Una catena che termina con un gancio viene abbassata tramite un meccanismo. Un ragazzo su una sedia a rotelle si posiziona sotto. Si avvolge la catena intorno al collo. Aziona nuovamente il meccanismo di riavvolgimento della catena, che comincia a risalire. I piedi del ragazzo che si sollevano.

Questa la scena d’apertura di Pietà. Kim Ki-Duk. Leone d’Oro a Venezia di quest’anno.

Amo molto Kim Ki-Duk. Lo trovo un regista di una grazia non comune. Ho visto parecchi dei suoi film e sono ragionevolmente sicura nel dire che questo è il più cupo che ricordi. Non che i suoi film siano mai stati allegri. Ma questo è veramente un pugno nello stomaco.

Stilisticamente impeccabile come sempre, segue la squallida quotidianità di un trentenne, Kang-do, solo e privo di qualsiasi forma di sensibilità umana, che di mestiere riscuote debiti d’usura. Kang-do è bravo nel suo lavoro. Non ha scrupoli, avvolto in un’impenetrabile corazza di crudeltà. Un giorno una donna comincia a seguirlo. Gli dice di essere sua madre e di non aver avuto altra scelta se non quella di abbandonarlo subito dopo la nascita. E’ tornata per chiedergli perdono. Primo colpo di  scena. Primo elemento destabilizzante. Primi dubbi che si insinuano. Seguirà tutta una serie di ulteriori ribaltamenti e gradualmente verrà rivelata una verità cruda e tremenda.

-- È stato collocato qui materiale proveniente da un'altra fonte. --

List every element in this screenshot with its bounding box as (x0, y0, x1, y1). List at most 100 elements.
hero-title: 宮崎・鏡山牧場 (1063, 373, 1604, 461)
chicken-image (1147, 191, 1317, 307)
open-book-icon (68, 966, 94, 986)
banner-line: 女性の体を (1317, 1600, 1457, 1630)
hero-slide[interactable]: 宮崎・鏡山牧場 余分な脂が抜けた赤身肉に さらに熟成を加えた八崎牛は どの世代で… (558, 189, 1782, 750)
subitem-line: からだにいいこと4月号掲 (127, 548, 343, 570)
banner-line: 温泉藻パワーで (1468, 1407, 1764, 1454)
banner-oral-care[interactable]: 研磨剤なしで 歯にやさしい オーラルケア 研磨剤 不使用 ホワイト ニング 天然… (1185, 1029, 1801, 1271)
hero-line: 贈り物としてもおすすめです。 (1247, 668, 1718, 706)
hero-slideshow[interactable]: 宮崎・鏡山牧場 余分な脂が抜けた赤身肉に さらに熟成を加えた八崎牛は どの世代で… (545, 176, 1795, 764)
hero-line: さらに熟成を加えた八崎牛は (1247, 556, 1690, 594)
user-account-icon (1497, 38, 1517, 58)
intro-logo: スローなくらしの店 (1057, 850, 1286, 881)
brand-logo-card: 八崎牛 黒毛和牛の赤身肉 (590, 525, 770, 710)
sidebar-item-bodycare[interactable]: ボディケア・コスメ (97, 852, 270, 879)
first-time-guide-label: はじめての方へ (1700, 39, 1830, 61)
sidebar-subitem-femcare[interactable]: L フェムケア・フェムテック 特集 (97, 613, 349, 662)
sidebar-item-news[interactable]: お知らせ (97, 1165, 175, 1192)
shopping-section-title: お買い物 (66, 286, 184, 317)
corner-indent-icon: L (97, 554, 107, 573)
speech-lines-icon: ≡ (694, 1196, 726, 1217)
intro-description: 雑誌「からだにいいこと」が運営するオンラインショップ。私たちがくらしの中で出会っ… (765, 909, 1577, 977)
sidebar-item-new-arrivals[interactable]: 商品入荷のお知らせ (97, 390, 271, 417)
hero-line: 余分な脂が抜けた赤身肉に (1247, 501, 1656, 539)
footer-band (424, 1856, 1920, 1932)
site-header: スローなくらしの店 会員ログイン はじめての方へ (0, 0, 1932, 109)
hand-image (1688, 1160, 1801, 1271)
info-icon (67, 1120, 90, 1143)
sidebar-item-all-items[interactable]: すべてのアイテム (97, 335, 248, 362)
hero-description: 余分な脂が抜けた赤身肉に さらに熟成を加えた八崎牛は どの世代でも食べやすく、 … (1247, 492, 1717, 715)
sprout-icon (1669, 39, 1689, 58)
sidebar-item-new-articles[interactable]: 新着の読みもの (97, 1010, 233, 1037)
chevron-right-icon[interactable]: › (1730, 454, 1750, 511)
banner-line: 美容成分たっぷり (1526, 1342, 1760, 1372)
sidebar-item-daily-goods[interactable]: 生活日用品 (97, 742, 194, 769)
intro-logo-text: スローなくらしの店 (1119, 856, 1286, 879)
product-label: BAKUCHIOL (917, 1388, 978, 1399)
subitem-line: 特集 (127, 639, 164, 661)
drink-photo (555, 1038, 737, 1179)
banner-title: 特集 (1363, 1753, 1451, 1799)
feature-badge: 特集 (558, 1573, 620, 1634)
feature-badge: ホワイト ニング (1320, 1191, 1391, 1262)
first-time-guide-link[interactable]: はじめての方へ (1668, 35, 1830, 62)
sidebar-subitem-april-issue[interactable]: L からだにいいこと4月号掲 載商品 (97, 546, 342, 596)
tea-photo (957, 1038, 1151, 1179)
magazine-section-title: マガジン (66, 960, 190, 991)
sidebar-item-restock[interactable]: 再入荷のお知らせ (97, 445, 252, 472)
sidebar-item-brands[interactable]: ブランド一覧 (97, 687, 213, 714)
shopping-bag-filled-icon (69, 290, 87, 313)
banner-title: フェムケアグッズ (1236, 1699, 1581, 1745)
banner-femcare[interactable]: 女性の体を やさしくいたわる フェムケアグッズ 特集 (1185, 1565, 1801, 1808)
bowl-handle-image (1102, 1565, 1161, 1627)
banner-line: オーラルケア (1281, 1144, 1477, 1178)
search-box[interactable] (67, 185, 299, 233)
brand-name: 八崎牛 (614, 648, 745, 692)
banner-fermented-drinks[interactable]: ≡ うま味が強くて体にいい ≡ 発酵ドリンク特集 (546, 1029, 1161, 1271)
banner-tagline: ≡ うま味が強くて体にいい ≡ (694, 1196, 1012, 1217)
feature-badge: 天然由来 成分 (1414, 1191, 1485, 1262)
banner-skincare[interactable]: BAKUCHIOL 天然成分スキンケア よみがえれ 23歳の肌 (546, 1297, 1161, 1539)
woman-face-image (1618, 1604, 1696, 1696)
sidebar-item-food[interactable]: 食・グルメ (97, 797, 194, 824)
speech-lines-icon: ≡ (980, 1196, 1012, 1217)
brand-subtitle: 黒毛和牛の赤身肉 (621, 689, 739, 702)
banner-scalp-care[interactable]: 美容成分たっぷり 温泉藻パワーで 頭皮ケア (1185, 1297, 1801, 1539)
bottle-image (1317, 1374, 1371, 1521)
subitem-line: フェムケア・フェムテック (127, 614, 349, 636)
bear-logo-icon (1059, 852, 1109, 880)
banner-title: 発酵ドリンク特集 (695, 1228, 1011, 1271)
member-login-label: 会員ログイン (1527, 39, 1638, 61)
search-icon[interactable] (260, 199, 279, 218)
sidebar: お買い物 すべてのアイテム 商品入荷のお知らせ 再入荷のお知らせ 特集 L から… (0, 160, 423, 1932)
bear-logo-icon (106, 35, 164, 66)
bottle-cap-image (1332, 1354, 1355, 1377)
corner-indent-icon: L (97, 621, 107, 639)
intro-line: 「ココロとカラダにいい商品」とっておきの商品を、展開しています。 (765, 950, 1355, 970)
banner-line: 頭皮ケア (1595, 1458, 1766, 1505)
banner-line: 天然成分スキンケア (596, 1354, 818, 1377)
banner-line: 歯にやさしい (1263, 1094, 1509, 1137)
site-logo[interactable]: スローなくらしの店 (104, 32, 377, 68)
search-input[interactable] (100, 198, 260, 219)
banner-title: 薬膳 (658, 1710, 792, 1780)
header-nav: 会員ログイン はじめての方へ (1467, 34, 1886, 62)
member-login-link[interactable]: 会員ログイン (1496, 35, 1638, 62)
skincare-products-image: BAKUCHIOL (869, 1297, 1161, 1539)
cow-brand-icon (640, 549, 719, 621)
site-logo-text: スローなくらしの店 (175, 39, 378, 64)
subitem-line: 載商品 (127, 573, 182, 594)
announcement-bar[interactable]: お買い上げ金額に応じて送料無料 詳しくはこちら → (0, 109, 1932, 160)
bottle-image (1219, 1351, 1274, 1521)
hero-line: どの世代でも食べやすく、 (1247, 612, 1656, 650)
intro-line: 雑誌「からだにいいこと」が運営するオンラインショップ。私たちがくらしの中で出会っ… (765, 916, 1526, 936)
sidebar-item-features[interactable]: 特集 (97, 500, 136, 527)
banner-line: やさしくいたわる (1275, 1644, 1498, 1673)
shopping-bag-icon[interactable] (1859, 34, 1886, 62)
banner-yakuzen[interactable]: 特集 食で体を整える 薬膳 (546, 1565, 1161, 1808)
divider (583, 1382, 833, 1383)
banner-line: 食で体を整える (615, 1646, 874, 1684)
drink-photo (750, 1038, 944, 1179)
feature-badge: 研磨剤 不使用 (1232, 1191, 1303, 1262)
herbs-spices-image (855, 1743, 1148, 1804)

Ma quello che rende questo film veramente terribile è l’ambientazione che in questo caso non è solo sfondo accennato ma ha una funzione vera e propria, alla pari delle dinamiche interpersonali tra i protagonisti. Il teatro delle vicende è la Corea con le sue periferie degradate, con la sua umanità disperata, schiava di un denaro che è ormai unica ragione di vita. E – soprattutto – di morte. Si viene sprofondati in un abisso di miseria e abiezione, in una realtà soffocante, squallida, priva di ogni speranza. Kim Ki-Duk non fa sconti e traccia un ritratto impietoso del suo paese, gravandolo di un senso di colpa ormai al di là di ogni possibile redenzione o consolazione.

Il titolo, Pietà, oltre ad essere in qualche modo legato all’assoluta assenza di questo sentimento nel protagonista, è strettamente correlato al significato del film, ma non posso parlarne senza rivelare il finale.

Assolutamente da vedere.       

Per la cronaca, non sono sicurissima che la citazione che ho usato per il titolo sia letterale.

Cinematografo (Imdb stavolta non offre molto di più).